Oy vermeyi unutmayınızzz
~İyi okumalar~

Charlie Puth - One Call Away

Kalbi küt küt çarpmaya başlarken belini hızlıca büktü ve önündeki kadına karşı saygıyla eğildi Jungkook. Ellerini önünde birleştirmiş; başı aşağıya doğruyken, gözleri tamamen açık, neredeyse titreyecek hâldeydi. Uyku mamurlu tamamıyla yok olmuştu. Hatta hayatında hiç bu kadar ayık olduğunu hissetmemişti.

"Anne?"

Arkasından gelen sevdiği adamın sesiyle dişlerini birbirine bastırdı. Aklında yalnızca kötü senaryolar geçerken varis kendisine karşı "Sen çıkabilirsin Jungkook," demişti. Sesi az önceki telaşına karşın oldukça sakin ulaşmıştı kulağına. Jungkook, onun kafasında yeni bir plan tasarladığını düşünse de içindeki endişeyi kolayca atamadı. Başı hâlâ eğikken varisi onaylayıp kimseye bakmadan selam vere vere anne Kim'in yanından geçip ilerledi.

Jiwoo, oğlunun gözlerine kilitlenmiş bir hâlde yavaşça içeriye girip odanın kapısını kapattı. Taehyung ise stresini ötelemek adına zaman kazanmayı amaçlayarak arkasını dönüp odasındaki salona doğru ilerledi. Annesinin kendisini takip ettiği topuklu ayakkabılarının çıkardığı tok sesten anlaşılıyordu.

"Sabahın bu saatinde neden buradaydı?"

"Uyuyakaldı, ben de uyandırmadım."

"Anlamadım?" diyerek önünde ilerleyen oğluna doğru bir atak yapmış ve kolunu tutmuştu.

"Uyuyakaldı da ne demek!?"

"Dün iş çıkışı Harin'e eşlik etti. Geldiğinde yanıma uğramasını söylemiştim. Yeni projem için taslaklar oluşturdum. Sabaha kadar görevlendirmeleri tamamlanması adına Wooseok'a teslim etmesini isteyecektim ama işim henüz bitmeden geldi. Benim tamamlamamı beklerken de salonda uyuyakalmıştı. Uyandırma gereği duymadım." Jiwoo oğlunun bu rahat tavrına karşılık çıldıracak gibi hissetti. İçinde fırtınalar koparken ona bağırmak istiyordu. Hatta suratına sert bir tokat çakmak.

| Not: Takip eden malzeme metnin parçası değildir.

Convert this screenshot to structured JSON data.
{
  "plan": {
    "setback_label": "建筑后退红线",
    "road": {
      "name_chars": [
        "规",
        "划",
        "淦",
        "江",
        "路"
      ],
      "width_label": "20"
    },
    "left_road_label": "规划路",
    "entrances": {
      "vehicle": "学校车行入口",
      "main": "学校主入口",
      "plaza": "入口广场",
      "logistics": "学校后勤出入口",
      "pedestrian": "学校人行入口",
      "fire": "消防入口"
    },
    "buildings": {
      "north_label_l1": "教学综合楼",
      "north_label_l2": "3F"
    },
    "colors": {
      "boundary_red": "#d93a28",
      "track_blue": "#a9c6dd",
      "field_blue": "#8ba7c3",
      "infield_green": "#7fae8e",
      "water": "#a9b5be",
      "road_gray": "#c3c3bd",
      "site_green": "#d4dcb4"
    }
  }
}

"Tanrım, Taehyung! Ona Wooseok'muş gibi yakın davranmazsın ya da ayrıcalıklar tanıyamazsın! Hatta onunla iş saatleri dışında hiçbir şekilde yakınlaşmanı, konuşmanı, nazik olmanı istemiyorum! Jeongguk denen o çocuğu gözüm tutmuyor! Ona güvenemezsin! Anladın mı beni!?"

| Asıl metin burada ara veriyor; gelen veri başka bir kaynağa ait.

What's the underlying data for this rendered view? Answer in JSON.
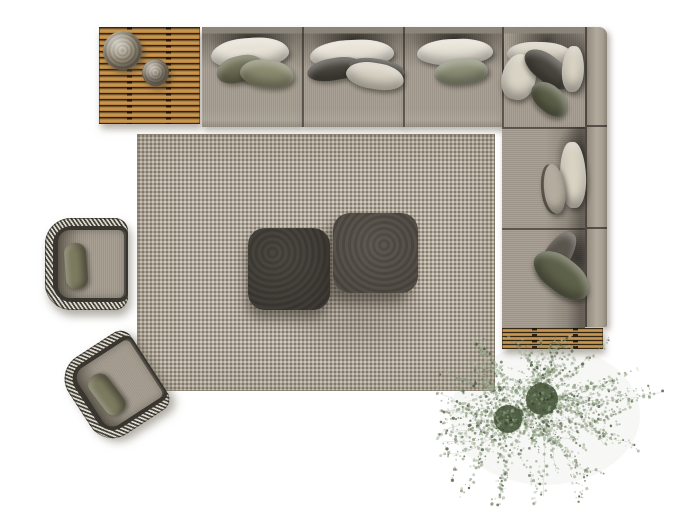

"Sorun yok anne, tedbirliyim ve her şey kontrolüm altında. Jungkook tehlike arz eden biri değil. Ayrıca... Ziyaretinizi neye borçluyum?" Taehyung'un en zorlandığı şey birinin yüzüne karşı yalan söylemekti ancak söz konusu Jungkook ve onu korumak olduğunda kafasında onlarca tasarı oluşuyordu ve bunları dillendirirken hiçbir şekilde çekince duymuyordu. Dünyadaki büyük günahları Jungkook için işleyebilirmiş gibi hissediyordu.

Kim Jiwoo, oğlundaki bu sakinliği her seferinde eşine benzetirdi. Kaderi benzemesin ancak Taehyung, tıpkı babası gibiydi. Soylu kadın yaşadığı sinirden neden geldiğini dahi unutmuştu. Şimdilik bu sorunu öteledi. Ki sonrasında bilhassa kendi ilgilenecek ve ailesine bir fare gibi sızan o paraziti yok edecekti. Eliyle burun kemerini sıkıp kısa bir an kendisini toparlamaya çalıştı.

"Çalışanlar bugün odana girememiş, rahatsız olduğunu düşünüp seni kontrol etmek istemiştim. Ayrıca yeni projen hakkında herkesten önce bilgi sahibi olmak istiyordum fakat sonra konuşsak daha münasip olacak. Hazırlan ve kahvaltı masasına gel,"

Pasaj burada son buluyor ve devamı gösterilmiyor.